Here, UNICEF has carved off some spots for kids to play. Otherwise, most every square inch is now claimed by a latrine or a sleeping tent or a kiosk under a plastic tarp. A whole camp economy has sprung up: For about a dollar, you can smoke a shisha (or hookah), get a haircut and charge your cellphone.
Taaban Kuon charges about 30 cents for the use of an outlet connected to a generator, though he says it's "just wasting time. We don't have work, exactly. And we don't have school."
Jeremiah Gai, a university student in political science who lives in a nearby tent, says his classmates call him and tell him to leave the camp and come back to class. He's missed almost the whole semester.
He says he tells them, "This is not time for reading. This is a time for fighting. Now we are a rebel. I am a rebel now."
"They say, 'You come back,' " he explains. " 'You come back.' "
Actually, this rebel has never held a gun.
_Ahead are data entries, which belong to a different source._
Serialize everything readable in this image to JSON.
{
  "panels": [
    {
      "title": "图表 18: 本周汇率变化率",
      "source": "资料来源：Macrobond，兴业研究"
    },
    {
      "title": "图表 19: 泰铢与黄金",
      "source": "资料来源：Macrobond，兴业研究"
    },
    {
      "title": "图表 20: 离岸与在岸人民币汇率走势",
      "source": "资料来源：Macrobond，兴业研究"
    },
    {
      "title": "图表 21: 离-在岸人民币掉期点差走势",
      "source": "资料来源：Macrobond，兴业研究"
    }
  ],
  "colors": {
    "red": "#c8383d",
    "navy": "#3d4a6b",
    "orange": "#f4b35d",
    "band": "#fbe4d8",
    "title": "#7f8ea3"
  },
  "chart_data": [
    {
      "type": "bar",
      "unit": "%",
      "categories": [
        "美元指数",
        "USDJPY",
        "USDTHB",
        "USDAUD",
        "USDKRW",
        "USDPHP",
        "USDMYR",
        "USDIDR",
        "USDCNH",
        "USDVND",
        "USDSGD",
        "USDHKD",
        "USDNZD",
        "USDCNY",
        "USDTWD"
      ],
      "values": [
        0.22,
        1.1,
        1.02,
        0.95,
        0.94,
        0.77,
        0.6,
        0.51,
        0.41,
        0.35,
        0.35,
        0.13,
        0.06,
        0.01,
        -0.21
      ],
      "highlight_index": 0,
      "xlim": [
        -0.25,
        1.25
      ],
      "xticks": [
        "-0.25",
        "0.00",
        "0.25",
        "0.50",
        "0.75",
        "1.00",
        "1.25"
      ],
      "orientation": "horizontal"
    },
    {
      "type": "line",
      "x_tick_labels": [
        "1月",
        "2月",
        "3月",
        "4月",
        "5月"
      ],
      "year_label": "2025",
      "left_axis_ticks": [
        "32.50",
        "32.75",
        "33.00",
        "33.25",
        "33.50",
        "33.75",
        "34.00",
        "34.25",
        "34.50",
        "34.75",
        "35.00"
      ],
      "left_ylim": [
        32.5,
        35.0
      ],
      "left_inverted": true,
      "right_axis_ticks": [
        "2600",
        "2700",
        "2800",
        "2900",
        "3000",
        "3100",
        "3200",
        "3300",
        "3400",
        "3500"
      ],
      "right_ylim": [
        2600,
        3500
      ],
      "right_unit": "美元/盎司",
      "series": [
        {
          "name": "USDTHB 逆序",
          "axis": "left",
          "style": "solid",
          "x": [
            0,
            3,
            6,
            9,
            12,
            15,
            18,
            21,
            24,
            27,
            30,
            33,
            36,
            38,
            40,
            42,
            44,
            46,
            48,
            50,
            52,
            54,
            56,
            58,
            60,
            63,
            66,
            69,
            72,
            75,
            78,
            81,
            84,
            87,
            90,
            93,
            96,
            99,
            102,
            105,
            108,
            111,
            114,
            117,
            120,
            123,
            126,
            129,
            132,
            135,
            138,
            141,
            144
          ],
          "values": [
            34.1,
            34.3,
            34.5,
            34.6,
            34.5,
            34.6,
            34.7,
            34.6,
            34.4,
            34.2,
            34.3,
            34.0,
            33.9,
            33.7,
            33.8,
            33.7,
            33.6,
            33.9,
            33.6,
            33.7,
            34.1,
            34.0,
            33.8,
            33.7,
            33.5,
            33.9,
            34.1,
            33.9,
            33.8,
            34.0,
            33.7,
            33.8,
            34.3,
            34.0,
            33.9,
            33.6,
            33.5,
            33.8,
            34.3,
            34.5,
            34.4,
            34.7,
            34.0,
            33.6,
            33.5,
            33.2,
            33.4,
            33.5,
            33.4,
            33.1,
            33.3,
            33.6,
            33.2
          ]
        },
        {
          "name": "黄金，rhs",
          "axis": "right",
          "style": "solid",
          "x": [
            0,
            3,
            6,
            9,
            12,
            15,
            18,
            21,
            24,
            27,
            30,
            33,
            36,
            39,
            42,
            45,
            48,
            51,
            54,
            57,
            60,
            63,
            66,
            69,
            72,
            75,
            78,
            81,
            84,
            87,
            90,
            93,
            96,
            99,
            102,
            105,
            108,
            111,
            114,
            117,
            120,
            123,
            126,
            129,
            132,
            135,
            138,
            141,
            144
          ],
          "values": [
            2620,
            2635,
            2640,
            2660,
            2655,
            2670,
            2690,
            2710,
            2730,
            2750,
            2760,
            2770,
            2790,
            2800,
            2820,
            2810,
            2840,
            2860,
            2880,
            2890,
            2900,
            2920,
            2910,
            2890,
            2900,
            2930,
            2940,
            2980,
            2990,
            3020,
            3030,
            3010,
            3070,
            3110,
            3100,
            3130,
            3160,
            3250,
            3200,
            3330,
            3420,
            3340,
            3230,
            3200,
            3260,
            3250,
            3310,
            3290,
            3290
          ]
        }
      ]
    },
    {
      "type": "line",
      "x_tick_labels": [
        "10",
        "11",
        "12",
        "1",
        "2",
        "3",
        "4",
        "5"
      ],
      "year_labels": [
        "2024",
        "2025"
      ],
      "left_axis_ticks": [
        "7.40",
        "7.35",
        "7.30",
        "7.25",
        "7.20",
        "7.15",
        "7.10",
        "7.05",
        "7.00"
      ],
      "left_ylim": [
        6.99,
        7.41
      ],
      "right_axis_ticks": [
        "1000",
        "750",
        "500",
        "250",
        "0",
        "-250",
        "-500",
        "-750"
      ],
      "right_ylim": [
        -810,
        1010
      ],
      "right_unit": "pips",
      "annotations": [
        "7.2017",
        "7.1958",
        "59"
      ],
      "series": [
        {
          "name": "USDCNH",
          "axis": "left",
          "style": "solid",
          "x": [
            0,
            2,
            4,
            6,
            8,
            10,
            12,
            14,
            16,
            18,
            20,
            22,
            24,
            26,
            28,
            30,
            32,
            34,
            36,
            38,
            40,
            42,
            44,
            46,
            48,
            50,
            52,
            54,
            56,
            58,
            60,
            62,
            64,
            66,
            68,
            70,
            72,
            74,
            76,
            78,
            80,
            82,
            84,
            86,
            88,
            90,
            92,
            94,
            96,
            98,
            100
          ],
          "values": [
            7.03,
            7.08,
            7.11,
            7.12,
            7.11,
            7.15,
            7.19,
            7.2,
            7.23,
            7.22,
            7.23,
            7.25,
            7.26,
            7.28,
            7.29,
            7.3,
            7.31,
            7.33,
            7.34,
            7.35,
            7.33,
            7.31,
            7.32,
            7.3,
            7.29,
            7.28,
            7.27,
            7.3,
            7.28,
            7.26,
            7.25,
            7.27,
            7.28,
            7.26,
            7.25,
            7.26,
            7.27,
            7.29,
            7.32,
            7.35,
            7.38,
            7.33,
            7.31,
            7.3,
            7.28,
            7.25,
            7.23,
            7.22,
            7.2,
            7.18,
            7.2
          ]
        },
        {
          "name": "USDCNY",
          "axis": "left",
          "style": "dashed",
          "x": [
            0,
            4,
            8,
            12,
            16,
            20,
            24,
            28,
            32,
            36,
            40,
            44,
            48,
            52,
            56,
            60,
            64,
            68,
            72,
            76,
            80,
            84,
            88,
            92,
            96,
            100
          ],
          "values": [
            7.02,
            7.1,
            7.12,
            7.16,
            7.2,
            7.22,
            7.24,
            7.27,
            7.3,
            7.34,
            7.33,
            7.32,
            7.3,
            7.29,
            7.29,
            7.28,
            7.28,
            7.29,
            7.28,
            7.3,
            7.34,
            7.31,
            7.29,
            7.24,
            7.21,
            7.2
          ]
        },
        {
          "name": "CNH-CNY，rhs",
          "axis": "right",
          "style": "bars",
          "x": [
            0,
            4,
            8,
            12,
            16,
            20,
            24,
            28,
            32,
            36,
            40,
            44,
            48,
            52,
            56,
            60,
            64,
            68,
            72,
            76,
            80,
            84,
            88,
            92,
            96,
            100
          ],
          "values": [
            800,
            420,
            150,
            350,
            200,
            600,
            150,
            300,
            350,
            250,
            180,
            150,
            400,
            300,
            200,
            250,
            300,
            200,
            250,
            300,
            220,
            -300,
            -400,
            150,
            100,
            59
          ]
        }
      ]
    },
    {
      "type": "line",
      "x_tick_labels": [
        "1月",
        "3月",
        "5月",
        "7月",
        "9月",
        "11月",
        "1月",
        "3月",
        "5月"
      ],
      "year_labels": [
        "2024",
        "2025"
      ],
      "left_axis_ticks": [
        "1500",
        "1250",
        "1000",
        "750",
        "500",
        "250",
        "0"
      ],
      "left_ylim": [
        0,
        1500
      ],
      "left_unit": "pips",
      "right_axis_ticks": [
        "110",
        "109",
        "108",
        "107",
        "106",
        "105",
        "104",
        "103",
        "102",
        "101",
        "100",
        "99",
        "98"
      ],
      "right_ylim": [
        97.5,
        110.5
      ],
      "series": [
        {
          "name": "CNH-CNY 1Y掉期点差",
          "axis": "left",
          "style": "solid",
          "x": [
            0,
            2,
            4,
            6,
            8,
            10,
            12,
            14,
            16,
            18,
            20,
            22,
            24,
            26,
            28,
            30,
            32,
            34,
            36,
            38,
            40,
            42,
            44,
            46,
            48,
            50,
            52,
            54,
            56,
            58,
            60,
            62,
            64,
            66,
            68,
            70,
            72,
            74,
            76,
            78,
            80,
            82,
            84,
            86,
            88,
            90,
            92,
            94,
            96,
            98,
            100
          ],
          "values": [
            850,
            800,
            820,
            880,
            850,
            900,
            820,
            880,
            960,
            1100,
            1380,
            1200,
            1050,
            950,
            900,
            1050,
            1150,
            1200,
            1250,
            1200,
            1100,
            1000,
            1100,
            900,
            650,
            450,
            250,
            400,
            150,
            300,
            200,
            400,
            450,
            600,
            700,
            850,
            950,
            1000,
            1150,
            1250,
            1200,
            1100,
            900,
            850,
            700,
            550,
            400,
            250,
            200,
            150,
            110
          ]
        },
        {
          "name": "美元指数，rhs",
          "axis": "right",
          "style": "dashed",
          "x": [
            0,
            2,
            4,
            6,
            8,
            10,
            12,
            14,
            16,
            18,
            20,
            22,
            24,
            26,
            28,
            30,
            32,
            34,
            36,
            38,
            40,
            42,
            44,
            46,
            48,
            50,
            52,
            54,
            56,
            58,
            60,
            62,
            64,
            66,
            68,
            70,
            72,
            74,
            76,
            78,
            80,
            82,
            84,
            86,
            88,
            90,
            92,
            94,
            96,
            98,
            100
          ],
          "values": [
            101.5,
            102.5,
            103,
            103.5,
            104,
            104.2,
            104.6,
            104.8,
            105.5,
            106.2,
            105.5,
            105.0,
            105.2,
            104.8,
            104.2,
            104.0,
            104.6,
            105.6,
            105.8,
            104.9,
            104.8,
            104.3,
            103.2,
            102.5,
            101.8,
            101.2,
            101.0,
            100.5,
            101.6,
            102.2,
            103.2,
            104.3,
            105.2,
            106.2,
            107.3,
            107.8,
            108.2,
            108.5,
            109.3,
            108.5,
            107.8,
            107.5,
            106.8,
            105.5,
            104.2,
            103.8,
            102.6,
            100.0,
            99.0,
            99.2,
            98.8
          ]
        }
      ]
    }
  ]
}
But he wears the rebel badge to set himself apart from other Nuer classmates who have returned to school and who don't identify with their tribe as strongly as he does.
Five months into this conflict, with so many South Sudanese taking refuge in homogenous ethnic groups, the biggest challenge in South Sudan isn't just stopping the war in the places where there's fighting. It's getting people to trust each other and their government in the places where there's peace.
Almost everybody in this camp tells me, as they told me in December, that that starts with President Kiir stepping down.
The U.S. position on this has been twofold. Secretary of State John Kerry came to Juba to say he still supports Kiir as the democratically elected leader, but wants him to talk to rebel leader Machar about a transitional government.
Kiir agreed, but after Kerry left South Sudan, Kiir's spokesman told reporters he won't discuss any government where he does not remain commander in chief.